Blood-brain barrier (BBB) disruption may contribute to cognitive decline, but questions remain whether this association is more pronounced for certain brain regions, such as the hippocampus, or represents a whole-brain mechanism. Further, whether human BBB leakage is triggered by excessive vascular pulsatility, as suggested by animal studies, remains unknown. In a prospective cohort (N = 50; 68-84 years), we used contrast-enhanced MRI to estimate the permeability-surface area product (PS) and fractional plasma volume ( $v_p$ ), and 4D flow MRI to assess cerebral arterial pulsatility. Cognition was assessed by the Montreal Cognitive Assessment (MoCA) score. We hypothesized that high PS would be associated with high arterial pulsatility, and that links to cognition would be specific to hippocampal PS. For 15 brain regions, PS ranged from 0.38 to 0.85 (·10^-3 min^-1) and $v_p$ from 0.79 to 1.78%. Cognition was related to PS (·10^-3 min^-1) in hippocampus (β = - 2.9; p = 0.006), basal ganglia (β = - 2.3; p = 0.04), white matter (β = - 2.6; p = 0.04), whole-brain (β = - 2.7; p = 0.04) and borderline-related for cortex (β = - 2.7; p = 0.076).
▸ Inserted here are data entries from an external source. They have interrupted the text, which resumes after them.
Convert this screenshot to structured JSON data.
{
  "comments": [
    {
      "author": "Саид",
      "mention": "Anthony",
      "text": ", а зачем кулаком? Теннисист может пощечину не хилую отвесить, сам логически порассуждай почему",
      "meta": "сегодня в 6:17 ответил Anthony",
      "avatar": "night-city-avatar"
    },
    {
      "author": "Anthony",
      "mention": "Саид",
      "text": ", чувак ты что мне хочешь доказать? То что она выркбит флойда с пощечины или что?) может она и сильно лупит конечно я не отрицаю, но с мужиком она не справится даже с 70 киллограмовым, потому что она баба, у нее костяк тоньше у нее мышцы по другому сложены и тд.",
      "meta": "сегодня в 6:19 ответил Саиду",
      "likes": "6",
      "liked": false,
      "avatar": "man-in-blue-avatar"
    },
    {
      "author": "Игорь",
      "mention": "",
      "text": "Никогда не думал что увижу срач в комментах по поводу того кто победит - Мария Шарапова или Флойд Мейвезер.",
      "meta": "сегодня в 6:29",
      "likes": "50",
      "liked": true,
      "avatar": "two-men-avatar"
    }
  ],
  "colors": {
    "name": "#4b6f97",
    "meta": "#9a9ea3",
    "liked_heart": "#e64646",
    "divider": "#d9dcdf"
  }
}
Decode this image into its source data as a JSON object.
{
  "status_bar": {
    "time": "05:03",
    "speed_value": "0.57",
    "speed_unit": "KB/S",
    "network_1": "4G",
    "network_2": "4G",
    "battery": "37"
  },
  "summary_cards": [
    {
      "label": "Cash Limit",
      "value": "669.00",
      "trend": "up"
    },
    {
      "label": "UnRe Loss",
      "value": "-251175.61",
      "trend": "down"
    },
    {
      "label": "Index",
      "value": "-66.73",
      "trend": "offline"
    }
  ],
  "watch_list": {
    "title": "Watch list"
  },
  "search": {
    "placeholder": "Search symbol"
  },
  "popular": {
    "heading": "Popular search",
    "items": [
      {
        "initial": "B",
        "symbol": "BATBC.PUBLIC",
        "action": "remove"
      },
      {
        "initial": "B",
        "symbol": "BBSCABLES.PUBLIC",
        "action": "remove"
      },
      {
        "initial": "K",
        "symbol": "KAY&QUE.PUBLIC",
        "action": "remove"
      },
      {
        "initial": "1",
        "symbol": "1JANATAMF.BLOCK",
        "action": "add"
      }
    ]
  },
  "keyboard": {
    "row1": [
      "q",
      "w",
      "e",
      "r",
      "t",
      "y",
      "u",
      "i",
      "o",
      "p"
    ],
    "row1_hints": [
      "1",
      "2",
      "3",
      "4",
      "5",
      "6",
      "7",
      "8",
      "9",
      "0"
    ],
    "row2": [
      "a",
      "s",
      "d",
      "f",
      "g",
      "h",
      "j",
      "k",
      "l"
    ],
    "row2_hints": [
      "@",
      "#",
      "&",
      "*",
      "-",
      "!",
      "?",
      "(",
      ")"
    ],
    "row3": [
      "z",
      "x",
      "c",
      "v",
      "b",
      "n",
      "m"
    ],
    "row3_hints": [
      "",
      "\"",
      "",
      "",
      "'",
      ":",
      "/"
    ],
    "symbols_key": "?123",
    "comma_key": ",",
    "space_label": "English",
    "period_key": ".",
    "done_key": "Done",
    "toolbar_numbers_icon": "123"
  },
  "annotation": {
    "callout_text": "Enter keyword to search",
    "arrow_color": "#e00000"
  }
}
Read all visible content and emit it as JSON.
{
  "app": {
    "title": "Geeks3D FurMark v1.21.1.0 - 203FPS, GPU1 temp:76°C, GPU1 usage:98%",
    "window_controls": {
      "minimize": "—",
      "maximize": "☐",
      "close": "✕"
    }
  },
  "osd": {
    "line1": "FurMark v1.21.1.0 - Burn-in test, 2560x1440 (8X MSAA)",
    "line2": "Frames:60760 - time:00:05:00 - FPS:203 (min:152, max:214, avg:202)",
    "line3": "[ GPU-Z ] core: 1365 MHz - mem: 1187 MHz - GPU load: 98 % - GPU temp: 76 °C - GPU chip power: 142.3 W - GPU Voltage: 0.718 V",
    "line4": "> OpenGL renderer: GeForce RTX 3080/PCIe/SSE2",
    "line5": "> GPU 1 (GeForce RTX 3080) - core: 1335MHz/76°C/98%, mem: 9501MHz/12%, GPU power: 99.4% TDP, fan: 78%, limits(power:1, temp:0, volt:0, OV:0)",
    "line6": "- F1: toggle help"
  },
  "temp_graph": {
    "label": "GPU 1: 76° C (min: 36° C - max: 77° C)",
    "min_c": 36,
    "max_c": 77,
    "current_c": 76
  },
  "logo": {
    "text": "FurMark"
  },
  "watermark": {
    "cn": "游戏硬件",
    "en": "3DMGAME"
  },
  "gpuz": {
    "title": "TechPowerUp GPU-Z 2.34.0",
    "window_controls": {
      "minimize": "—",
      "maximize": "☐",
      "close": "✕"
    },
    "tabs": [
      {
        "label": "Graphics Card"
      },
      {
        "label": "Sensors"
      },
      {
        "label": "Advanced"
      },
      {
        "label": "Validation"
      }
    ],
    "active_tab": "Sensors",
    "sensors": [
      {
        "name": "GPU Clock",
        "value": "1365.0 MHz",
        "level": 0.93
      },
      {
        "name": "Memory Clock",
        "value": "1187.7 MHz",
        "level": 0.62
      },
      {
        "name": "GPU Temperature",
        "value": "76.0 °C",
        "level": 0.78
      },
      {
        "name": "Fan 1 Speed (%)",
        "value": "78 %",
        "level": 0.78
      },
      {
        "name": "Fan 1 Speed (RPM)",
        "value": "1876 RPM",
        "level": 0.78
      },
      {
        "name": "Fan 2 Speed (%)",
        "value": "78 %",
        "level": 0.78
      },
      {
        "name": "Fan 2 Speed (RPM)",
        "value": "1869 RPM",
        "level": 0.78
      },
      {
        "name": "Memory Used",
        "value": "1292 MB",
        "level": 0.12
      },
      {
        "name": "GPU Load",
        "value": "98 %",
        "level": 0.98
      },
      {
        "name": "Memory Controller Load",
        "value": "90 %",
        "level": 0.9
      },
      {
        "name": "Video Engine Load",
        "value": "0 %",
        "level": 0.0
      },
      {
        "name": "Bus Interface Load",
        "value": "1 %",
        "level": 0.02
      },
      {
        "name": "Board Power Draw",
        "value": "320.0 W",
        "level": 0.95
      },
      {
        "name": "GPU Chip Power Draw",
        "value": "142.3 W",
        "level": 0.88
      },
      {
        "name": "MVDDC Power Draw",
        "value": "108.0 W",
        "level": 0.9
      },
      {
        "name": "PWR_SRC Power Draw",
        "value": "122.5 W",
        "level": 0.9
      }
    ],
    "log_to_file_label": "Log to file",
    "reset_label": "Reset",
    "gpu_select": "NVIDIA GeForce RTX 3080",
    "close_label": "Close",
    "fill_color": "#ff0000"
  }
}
Pulsatility was unrelated to PS for all regions (p > 0.19). Our findings suggest PS-cognition links mainly reflect a whole-brain phenomenon with only slightly more pronounced links for the hippocampus, and provide no evidence of excessive pulsatility as a trigger of BBB disruption.

Figure 1

T1 maps (seconds) at baseline, the permeability-surface area product (PS; min⁻¹), and fractional plasma volume ($v_p$) for an example participant. The T1 maps were obtained using the variable flip angle method, and PS and $v_p$ were obtained using Patlak analysis. Note that while the images are thresholded according to the color bars to aid visualization, no thresholding or exclusion based on extreme values was used for any of the results.

Figure 2

4D flow MRI complex difference (CD) maximum intensity projections and centerlines (CLs) used to assess distal arterial (red) and internal carotid artery (ICA; blue) pulsatility. The waveforms represent group-averaged ICA and distal flows after interpolation and normalization (division by the means). The schematic shows how the CD, CLs, and velocities (${\text{V}}_x$, ${\text{V}}_y$, ${\text{V}}_{\text{z}}$) were used for automatic distal arterial waveform extraction and manual seed-point based waveform extraction in ICA and middle/posterior cerebral arteries (MCA/PCA).

Figure 3

Group-averaged gadolinium (Gd; Dotarem) concentration [mM] for cortical (Ctx), white matter (WM) and subcortical structures. The concentration curves were averaged across the entire region within each subject to obtain individual concentration estimates, and then group-averaged for visualization. The vascular input function (VIF) concentration is normalized to the region-average tissue concentration peak to facilitate visualization together with the tissue concentration curves. The swarm charts represent individual (N = 50) permeability-surface area product (PS) estimates where black lines correspond to the mean value.

Figure 4

Permeability-surface area product (PS; 10⁻³ min⁻¹) in relation to the Montreal cognitive assessment (MoCA) score for cortex and white matter (WM) lobes, average over frontal, parietal, temporal, occipital and cingulate regions, for basal ganglia (BG), averaged over caudate, putamen and pallidum, and for hippocampus and whole-brain, averaged over all 15 regions. The adj. was adjusted for age and sex by residualization. The β coefficients indicate change in MoCA score per 1.0 × 10⁻³ min⁻¹ change in PS.